You have successfully migrated from using VPC peering connections to transit gateway attachments.

Validate connectivity to Confluent Cloud¶

To validate that the connectivity between your Confluent Cloud Kafka clusters and AWS Transit Gateway works correctly:

From an instance within the VPC (or anywhere the previous step’s DNS is set up), perform the OpenSSL test.

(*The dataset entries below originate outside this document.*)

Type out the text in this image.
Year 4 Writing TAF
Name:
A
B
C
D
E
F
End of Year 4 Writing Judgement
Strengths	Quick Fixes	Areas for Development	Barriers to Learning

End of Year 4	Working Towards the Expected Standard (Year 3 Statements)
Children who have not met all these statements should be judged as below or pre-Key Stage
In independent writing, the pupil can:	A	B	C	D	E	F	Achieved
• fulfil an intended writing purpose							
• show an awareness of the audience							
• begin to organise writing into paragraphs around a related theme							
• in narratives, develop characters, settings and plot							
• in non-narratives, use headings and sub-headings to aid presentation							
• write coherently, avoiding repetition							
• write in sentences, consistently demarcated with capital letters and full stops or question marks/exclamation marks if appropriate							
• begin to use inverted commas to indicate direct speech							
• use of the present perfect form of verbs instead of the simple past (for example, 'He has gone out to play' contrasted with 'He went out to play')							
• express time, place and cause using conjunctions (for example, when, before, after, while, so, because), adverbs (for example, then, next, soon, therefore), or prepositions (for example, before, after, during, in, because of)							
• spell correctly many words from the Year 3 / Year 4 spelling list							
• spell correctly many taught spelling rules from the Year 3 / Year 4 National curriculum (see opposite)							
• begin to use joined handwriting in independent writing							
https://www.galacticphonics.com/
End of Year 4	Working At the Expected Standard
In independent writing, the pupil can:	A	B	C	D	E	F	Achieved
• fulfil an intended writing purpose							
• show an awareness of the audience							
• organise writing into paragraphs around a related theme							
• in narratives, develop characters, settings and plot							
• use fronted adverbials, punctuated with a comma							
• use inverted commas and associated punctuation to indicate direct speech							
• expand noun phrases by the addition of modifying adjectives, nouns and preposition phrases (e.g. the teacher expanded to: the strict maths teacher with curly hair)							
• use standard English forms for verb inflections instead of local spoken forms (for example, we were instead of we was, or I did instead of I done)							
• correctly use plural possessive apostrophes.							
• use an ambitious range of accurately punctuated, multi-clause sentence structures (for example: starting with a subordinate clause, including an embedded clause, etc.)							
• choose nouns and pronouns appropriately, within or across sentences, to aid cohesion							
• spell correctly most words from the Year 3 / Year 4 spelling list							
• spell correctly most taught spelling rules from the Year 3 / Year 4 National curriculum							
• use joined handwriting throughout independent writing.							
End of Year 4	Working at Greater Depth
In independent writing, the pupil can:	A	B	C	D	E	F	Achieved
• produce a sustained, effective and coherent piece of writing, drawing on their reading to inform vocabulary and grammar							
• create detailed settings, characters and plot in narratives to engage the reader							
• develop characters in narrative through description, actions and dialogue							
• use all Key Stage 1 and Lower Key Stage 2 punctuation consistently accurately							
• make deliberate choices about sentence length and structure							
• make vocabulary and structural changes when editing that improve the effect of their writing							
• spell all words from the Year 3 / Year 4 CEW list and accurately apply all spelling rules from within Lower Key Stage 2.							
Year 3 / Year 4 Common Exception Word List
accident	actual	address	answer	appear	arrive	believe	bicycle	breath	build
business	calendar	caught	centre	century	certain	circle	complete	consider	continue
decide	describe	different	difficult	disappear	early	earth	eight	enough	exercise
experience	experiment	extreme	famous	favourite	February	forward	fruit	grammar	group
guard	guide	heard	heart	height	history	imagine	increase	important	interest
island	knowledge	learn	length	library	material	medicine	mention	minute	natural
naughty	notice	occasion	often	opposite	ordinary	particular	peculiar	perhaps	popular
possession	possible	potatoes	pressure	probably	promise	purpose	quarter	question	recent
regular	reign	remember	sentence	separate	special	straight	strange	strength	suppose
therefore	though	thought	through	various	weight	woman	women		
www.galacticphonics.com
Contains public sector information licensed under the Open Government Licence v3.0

Use <bootstrap URL> from the Confluent Cloud Console which includes the host value and the 9092 port.
```
openssl s_client -connect <bootstrap URL>
```
For details about the openssl command, see the OpenSSL documentation.

Upon a successful connection, you will see a CONNECTED message in the output.
Next, verify connectivity using the Confluent Cloud CLI.
1. Sign in to Confluent CLI with your Confluent Cloud credentials.
```
confluent login
```
2. List the clusters in your organization.
```
confluent kafka cluster list
```
3. Select the cluster with AWS Transit Gateway you wish to test.
```
confluent kafka cluster use ...
```
  For example:
```
confluent kafka cluster use lkc-a1b2c
```
4. Create a cluster API key to authenticate with the cluster.
```
confluent api-key create --resource ... --description ...
```
  For example:
```
confluent api-key create --resource lkc-a1b2c --description "connectivity test"
```
5. Select the API key you just created.
```
confluent api-key use ... --resource ...
```
  For example:
```
confluent api-key use WQDMCIQWLJDGYR5Q --resource lkc-a1b2c
```
6. Create a test topic.
```
confluent kafka topic create test
```
7. Start consuming events from the test topic.
```
confluent kafka topic consume test
```
8. Open another terminal tab or window.
9. Start a producer.
```
confluent kafka topic produce test
```
10. Type anything into the produce tab and hit Enter; press Ctrl+D or Ctrl+C to stop the producer.
11. The tab running consume will print what was typed in the tab running produce.

You’re done! The cluster is ready for use.